The old cast, meanwhile, crawls up against the stranded airplane in a sun-baked sea of dunes. The selection of the individual characters seems random but of course it isn't. All virtues and vices are distributed in varying degrees among the members of the group. They are all uncomfortable and afraid, but they each deal with the situation in their own unique way. And this is precisely why they drive each other crazy, willingly or unwillingly, in spite of the efforts of some to keep calm and to keep the peace. (Yes, it is much like Sartre's image of "hell", i.e. three people share a single room with just two chairs for all eternity.) Of course they disagree about everything. Should they stay with the wreck or should they walk out of there? Should they listen to this man or to the next? Is it not reasonable that I should get greater rations because I also put in more work? Conflicts inevitably arise, then, over strategy, water, work, duty, respect and leadership. Repeated efforts to promote cooperation and group solidarity are constantly thwarted by personal pride and stubbornness. Trustworthiness is hard-won and easily lost. The film therefore seems to be about struggle for leadership. But I wouldn't say it is a demonstration of the survival of the fittest. It is, rather, the survival of the humblest – if you will pardon my Netherlish. The survival of the individual depends on the survival of the group. And the group can only survive if the individual members cooperate. The very flight of the Phoenix is, therefore, a tribute to man as a social animal.
So to me, the film is about hubris. It brings a classical theme into a world which celebrates individualism. Now there is nothing intrinsically wrong with striving towards higher levels of individualism. The status awareness fuelling this process of mental emancipation tends to lead, however, to pride, stubbornness and intollerance. And if he is not careful, the social animal turns into a brute. A free rider.
This is probably why I think that the 1965 film directed by Robert Aldrich is still so very powerful. The story is solid and the cast is superb. I think this film is very exciting.

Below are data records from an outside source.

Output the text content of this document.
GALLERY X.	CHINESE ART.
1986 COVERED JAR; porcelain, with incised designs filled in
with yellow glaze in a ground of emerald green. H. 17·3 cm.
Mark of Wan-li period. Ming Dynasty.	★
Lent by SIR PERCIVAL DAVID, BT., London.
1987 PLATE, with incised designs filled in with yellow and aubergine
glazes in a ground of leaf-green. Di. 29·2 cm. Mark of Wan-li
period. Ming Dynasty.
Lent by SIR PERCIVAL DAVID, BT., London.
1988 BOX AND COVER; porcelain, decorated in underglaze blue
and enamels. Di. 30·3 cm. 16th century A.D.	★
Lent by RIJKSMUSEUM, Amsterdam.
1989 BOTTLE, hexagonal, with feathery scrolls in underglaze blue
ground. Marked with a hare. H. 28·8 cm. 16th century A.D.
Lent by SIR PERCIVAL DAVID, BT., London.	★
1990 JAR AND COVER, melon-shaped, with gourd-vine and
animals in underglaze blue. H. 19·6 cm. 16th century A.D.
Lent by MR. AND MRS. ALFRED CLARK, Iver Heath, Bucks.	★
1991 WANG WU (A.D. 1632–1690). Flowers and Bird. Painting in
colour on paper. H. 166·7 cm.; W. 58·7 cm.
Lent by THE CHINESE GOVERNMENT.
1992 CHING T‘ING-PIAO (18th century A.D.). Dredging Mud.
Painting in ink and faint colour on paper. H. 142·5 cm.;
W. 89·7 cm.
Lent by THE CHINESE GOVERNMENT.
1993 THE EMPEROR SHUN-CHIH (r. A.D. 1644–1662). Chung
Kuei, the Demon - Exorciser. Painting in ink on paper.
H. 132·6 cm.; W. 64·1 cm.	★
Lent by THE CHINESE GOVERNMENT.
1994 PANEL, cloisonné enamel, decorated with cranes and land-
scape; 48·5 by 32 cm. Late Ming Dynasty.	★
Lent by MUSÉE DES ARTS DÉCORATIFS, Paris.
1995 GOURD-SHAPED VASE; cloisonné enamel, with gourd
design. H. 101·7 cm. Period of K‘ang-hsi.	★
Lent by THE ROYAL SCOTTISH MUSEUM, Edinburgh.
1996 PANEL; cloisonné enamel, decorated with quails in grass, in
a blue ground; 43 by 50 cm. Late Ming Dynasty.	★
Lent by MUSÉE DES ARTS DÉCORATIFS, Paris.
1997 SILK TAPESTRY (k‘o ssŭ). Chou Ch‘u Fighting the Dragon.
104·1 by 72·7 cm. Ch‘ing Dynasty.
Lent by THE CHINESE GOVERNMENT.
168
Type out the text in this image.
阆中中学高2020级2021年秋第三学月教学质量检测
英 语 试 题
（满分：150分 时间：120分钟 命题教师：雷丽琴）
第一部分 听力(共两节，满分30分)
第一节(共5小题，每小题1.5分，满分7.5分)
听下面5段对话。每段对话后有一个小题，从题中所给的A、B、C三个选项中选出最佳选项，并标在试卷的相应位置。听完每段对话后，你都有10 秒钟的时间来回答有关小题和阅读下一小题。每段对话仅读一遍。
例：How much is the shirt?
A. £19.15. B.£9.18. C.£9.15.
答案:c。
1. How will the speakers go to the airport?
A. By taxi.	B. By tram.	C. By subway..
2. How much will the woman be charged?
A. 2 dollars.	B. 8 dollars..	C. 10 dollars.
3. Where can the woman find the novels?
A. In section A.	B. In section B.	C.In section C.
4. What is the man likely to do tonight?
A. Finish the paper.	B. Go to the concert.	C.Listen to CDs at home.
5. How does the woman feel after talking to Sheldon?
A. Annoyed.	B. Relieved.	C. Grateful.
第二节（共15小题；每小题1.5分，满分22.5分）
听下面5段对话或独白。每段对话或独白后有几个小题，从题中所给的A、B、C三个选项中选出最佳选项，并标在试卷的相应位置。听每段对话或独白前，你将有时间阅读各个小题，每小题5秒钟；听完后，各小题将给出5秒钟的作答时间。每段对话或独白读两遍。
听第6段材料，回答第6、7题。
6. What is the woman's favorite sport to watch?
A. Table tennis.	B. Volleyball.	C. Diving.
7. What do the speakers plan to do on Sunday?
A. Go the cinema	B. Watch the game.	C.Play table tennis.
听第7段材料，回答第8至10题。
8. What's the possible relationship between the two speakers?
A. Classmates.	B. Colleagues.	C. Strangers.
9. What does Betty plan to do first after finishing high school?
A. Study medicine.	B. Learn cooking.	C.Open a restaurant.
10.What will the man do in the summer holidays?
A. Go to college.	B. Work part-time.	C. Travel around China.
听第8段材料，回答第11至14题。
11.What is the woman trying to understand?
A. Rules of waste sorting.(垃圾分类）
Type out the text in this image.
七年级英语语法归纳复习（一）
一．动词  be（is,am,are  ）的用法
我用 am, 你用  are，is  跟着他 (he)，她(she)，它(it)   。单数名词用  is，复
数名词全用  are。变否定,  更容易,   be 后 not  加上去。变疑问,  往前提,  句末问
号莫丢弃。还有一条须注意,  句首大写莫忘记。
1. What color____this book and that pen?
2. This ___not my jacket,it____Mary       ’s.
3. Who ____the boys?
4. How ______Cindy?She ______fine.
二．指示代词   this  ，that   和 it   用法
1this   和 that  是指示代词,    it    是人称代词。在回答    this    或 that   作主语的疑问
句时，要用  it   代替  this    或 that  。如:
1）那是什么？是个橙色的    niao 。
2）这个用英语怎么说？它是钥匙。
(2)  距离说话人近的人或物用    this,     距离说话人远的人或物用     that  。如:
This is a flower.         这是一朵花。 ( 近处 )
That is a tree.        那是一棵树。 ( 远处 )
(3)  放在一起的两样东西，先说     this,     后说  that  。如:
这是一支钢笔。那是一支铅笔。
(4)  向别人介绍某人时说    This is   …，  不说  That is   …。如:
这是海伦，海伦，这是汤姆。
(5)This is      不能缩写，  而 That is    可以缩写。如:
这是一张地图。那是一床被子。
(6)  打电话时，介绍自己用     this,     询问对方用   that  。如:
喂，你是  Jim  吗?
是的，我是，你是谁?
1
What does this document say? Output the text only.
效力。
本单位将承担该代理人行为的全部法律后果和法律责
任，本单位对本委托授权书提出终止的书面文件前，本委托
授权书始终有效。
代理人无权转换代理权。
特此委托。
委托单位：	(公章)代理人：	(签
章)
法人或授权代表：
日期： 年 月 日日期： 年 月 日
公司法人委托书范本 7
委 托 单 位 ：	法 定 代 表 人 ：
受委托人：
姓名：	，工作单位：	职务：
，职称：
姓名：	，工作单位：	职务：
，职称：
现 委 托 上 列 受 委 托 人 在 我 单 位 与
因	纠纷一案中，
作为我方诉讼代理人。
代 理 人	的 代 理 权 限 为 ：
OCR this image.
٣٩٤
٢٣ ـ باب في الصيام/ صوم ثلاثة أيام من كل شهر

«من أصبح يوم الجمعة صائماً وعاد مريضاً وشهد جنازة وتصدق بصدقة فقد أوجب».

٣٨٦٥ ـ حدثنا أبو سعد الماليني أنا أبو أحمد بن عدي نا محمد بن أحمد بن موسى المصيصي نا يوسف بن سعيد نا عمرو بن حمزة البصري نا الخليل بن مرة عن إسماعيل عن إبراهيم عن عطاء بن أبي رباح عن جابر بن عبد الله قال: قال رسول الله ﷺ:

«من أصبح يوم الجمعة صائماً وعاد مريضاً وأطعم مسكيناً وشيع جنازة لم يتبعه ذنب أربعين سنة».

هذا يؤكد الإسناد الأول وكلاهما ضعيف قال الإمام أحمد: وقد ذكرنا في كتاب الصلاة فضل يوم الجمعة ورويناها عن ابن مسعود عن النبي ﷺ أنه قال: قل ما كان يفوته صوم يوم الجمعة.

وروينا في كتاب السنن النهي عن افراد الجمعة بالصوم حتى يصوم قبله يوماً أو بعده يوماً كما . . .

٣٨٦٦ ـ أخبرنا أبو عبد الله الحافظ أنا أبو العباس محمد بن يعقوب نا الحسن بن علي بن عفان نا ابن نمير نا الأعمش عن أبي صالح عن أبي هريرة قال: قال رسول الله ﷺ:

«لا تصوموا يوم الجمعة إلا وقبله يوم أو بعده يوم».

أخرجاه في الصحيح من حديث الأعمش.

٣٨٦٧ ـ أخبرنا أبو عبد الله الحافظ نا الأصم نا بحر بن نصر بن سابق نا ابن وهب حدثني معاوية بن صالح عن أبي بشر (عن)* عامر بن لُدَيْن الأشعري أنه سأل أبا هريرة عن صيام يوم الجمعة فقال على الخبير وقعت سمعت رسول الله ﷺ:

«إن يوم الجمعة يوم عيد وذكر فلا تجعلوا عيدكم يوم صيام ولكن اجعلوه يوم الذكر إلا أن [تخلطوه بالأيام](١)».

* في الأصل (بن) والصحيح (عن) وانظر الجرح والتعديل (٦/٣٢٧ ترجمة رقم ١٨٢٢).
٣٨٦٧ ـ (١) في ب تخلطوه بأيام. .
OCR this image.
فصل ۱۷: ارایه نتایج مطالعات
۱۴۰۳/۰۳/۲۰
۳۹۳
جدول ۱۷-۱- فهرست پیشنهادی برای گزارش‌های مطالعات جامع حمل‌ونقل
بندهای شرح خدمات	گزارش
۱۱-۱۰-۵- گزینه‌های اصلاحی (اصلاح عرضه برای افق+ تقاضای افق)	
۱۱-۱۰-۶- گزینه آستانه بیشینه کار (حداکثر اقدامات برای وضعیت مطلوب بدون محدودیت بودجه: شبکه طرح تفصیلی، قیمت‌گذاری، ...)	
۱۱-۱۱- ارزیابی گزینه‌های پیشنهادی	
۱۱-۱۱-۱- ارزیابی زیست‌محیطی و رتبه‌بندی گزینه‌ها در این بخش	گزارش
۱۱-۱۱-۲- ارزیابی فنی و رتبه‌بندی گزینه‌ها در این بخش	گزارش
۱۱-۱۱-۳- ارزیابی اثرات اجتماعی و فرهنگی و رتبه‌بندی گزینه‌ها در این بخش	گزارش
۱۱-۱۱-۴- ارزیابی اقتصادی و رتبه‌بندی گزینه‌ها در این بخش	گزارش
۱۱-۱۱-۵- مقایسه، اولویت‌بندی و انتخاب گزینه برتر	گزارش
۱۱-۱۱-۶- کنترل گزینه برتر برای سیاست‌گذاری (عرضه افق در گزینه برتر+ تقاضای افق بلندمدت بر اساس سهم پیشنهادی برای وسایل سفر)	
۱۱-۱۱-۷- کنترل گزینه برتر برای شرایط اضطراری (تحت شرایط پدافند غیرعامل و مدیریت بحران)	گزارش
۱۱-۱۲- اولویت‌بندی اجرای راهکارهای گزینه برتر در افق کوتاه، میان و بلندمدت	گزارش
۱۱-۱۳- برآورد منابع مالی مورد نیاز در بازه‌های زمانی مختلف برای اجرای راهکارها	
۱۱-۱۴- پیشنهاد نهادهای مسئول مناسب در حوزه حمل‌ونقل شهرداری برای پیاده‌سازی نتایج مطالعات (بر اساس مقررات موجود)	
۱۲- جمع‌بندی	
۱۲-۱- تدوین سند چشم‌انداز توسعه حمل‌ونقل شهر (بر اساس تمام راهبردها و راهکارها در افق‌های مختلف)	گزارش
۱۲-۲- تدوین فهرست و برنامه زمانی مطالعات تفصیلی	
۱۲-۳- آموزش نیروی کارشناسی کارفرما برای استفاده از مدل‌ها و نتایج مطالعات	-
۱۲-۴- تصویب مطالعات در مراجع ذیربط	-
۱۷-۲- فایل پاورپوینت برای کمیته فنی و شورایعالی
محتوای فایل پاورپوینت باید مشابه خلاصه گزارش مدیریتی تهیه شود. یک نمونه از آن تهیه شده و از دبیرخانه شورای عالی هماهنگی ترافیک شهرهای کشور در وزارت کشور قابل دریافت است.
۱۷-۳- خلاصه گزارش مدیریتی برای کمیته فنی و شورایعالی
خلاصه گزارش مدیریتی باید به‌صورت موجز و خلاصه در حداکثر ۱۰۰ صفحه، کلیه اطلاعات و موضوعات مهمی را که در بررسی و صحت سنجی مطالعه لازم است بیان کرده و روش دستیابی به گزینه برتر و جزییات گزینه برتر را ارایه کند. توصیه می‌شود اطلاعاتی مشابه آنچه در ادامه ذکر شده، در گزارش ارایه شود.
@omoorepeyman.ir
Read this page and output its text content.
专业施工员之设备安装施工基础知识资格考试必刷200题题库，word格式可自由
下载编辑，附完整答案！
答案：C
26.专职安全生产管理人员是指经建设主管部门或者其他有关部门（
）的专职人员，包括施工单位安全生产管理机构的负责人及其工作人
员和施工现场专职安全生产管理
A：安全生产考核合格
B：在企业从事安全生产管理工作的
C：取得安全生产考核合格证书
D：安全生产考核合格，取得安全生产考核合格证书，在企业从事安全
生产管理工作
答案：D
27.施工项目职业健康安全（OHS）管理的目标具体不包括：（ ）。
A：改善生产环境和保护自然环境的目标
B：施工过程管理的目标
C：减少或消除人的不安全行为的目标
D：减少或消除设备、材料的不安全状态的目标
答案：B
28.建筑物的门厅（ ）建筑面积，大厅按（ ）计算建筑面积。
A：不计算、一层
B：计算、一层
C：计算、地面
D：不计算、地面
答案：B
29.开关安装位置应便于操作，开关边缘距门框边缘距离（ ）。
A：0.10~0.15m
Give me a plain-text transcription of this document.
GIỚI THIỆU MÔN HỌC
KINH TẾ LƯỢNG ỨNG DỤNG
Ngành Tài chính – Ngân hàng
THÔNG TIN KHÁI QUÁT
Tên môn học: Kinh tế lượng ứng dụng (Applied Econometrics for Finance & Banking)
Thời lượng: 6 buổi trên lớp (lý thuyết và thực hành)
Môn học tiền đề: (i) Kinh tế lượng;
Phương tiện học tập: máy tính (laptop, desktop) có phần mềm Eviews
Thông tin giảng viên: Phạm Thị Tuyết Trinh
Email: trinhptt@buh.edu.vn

It makes most role-playing survivalist-like TV-shows, at any rate, look like silly Sissi-movies. I already loved this movie when I was young. The film may be old but it is NOT slow. And, as you will have gathered, I fanatically recommend it.
Postscript. For those who would like to know more about the "free rider" dilemma, here are some references. The problem became fashionable among game theorists and sociologists by about 1965 (coincidentally?) when the term "free rider dilemma" was coined by Mancur Olsen. Most of my understanding, however, is derived from Robert D. Putnam's "Making Democracy Work. Civic Traditions in Modern Italy" (Princeton & Chichester 1993; Princeton 1994, 163-185). I am, furthermore, greatly influenced by the discussion of this problem in, again, a wider context by Douglas C. North, "Institutions, Institutional Change and Economic Performance" (Cambridge 1990; 1995, s.v. "free-rider problem" or passim, really).